Its second attempt at a second channel, SN2, started broadcasting in 2008. The channel carried matches of the 2010 FIFA World Cup, even though these were not stipulated in the contract signed for the Senegalese broadcast.

On 7 October 2010, RTS signed a new contract with TV5MONDE to relay its African feed on its frequencies on weekdays from 12am to 12pm and on weekends from 2am to 12pm, from 15 October. The goal was for the French channel to "reconquer" the Senegalese market.

The channel initially had its coverage reduced to a 70-kilometer radius in the cities of Dakar and Thiès, for a potential reach of five million viewers. RTS had planned to increase SN2's coverage to all ten regions of the country during 2011.

SN2 was not used to provide results of the 2012 Senegalese parliamentary election, as both RTS channels were simulcasting the UEFA Euro 2012 final between Spain and Italy.
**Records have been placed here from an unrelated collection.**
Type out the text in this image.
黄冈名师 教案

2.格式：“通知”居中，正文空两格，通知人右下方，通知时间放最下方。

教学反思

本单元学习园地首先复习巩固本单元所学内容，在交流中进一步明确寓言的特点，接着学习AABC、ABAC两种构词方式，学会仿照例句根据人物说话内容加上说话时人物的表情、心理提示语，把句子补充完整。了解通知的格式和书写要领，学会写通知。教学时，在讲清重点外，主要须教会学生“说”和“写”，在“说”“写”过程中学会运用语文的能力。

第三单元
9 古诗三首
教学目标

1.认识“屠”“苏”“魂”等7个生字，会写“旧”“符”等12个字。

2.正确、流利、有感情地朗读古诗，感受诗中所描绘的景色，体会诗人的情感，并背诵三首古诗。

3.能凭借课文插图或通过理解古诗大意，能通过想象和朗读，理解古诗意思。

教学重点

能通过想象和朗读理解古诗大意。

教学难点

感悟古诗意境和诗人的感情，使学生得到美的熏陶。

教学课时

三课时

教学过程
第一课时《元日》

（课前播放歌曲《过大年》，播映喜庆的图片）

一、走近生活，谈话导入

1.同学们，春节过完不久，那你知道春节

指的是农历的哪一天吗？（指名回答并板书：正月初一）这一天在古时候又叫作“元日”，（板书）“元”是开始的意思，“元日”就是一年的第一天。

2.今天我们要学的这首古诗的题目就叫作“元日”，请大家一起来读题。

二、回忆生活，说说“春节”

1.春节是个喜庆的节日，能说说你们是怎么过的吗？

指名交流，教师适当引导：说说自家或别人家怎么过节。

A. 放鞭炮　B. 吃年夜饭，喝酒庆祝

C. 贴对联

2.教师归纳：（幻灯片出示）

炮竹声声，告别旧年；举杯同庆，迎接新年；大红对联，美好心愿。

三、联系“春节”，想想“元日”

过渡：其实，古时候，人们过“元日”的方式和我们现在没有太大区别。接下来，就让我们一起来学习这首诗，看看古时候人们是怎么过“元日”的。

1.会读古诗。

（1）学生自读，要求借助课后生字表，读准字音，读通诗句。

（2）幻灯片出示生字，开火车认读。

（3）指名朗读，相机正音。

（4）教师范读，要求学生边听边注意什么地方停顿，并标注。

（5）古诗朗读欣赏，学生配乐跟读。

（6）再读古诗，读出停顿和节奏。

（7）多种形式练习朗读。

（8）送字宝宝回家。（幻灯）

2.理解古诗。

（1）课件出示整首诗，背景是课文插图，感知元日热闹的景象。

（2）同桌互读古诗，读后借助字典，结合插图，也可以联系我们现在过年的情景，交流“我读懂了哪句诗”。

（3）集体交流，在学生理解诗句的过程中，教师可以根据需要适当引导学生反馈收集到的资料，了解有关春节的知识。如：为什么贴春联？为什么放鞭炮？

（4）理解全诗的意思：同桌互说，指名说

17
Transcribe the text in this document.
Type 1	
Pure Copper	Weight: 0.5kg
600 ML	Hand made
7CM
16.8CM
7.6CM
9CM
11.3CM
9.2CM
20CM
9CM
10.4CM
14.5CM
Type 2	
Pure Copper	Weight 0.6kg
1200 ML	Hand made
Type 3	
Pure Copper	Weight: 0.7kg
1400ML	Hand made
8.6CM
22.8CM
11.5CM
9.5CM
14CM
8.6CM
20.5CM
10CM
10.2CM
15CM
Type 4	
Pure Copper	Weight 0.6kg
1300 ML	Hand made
Still in 2012, SN2 began digital terrestrial broadcasts. When full-time digital terrestrial broadcasts started on 17 June 2015, the channel was renamed RTS 2. The full launch of the channel enabled it to have an identity of its own, detaching it from RTS 1 and targeting demographics less covered by the main channel. This made the channel "more open", while still "less religious and less political". The 1pm and 8pm news bulletins from RTS 1 were still relayed.

Diatou Cissé was appointed director of RTS 2, as well as the three regional channels, on 27 March 2019.

On the eve of the start of the 2022 FIFA World Cup, it started HD broadcasts on Canal+ Sénégal.